Clark talks about another thought-provoking piece that used to hang in the Fine Arts League Gallery: a self-portrait in which the artist's eyes are closed. "Often I wanted to ask Vadim, 'Are you foreshadowing your own death?'" Clark says. "In another sense, what he was expressing to me was the artist's ability to change his environment through his imagination, his own vision."
Ultimately, does an artist's legacy lie in the hands of fate? Will time will tell what the artist's students, contemporaries, friends and family already knew?
"There's the notion that an artist's job is to paint his experience of life," says Davis. "There is a definite working within the genres — landscape, portrait, the nude. Those are your fixed parameters, but within that, you explore different ways to push those … It would be a good legacy for him to leave for the commercial side of art in Asheville — that art is about experiment."
Richards says that her husband worked in big, universal themes like "The Great Flood," explored serially. His topics could be "almost primordial, the forming of the earth, good and evil" or personal — dreams and scenes from village life in Ossetia. (Russian village scenes were also prominent in Chagall’s paintings.) These series were works in progress with new work continually added. The couple exhibited shows, on occasion, demonstrating the progression of Vadim's work from the spark of the idea in a notebook, through the sketching process, ending with the final sculpture or canvas.
"He always did say, 'There is never enough time for an artist,'" says Richards. "He always felt pressured that in an artist's lifetime, they could never do enough." This proved to be all too true: Vadim was only 56 when he died.

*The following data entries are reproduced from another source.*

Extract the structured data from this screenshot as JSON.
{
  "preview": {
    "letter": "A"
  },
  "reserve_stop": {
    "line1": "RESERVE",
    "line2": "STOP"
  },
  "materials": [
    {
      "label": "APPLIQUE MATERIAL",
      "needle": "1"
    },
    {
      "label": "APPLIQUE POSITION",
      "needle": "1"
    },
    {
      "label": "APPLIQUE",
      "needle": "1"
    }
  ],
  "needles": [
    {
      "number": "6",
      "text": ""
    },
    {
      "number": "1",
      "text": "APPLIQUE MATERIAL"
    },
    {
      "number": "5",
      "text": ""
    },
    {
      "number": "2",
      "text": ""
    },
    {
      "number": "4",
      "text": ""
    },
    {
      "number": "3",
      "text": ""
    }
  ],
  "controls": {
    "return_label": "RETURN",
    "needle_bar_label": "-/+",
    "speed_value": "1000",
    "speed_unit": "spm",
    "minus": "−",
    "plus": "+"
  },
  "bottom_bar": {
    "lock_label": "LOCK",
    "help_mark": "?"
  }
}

Artists, in a way, are different from other mortals because their work lives on. In Vadim's case, there was still more work that he hoped to complete. An art exchange between Asheville and Vladikavkaz was one such project — though Vadim had moved away, he still considered Russia to be home and was proud of its art. (That project did begin, last year, with a showing of Russian children's art through the Sister Cities program.) Some other large projects, which were delayed while Vadim completed the "Cornelia and Cedric" installation, are left unfinished.
One project was completed, at least as far as Vadim was concerned. He was able to bring Georgi to the U.S. and, in less than a decade, the younger Bora has relocated to New York and is in the process of making his own way as an artist. Georgi says that, as a small child, his father would “encourage me to find answers, to construct ideas to a physical form, to catch them if they were interesting” — these lessons inform his work today.
Vadim left behind other bodies of work that he may not have ever considered for a gallery. For example, Richards says she'd like to do a slideshow of images from Vadim's camera, "how art is seen through the artist's eye." Pictures include cloud formations, elements of nature and still lifes of fruit. "To him, it was already art in nature," says Richards.
Once, while visiting Richards' relatives in Dillingham, N.C., Vadim discovered a large boulder in Big Ivy Creek and insisted on having it pulled up and delivered to the couple's home. "It was a ready-made sculpture," says Richards. That boulder will mark Vadim's grave in the Riverside Cemetery — he lies not far from O. Henry, his favorite American writer.
Appropriately, the grave will also have a bronze bust of Vadim’s called “DNA.” Which, says Richards, "He described as a melding of all his ancestry and himself in one face." An apt finale from an artist who had so much to express.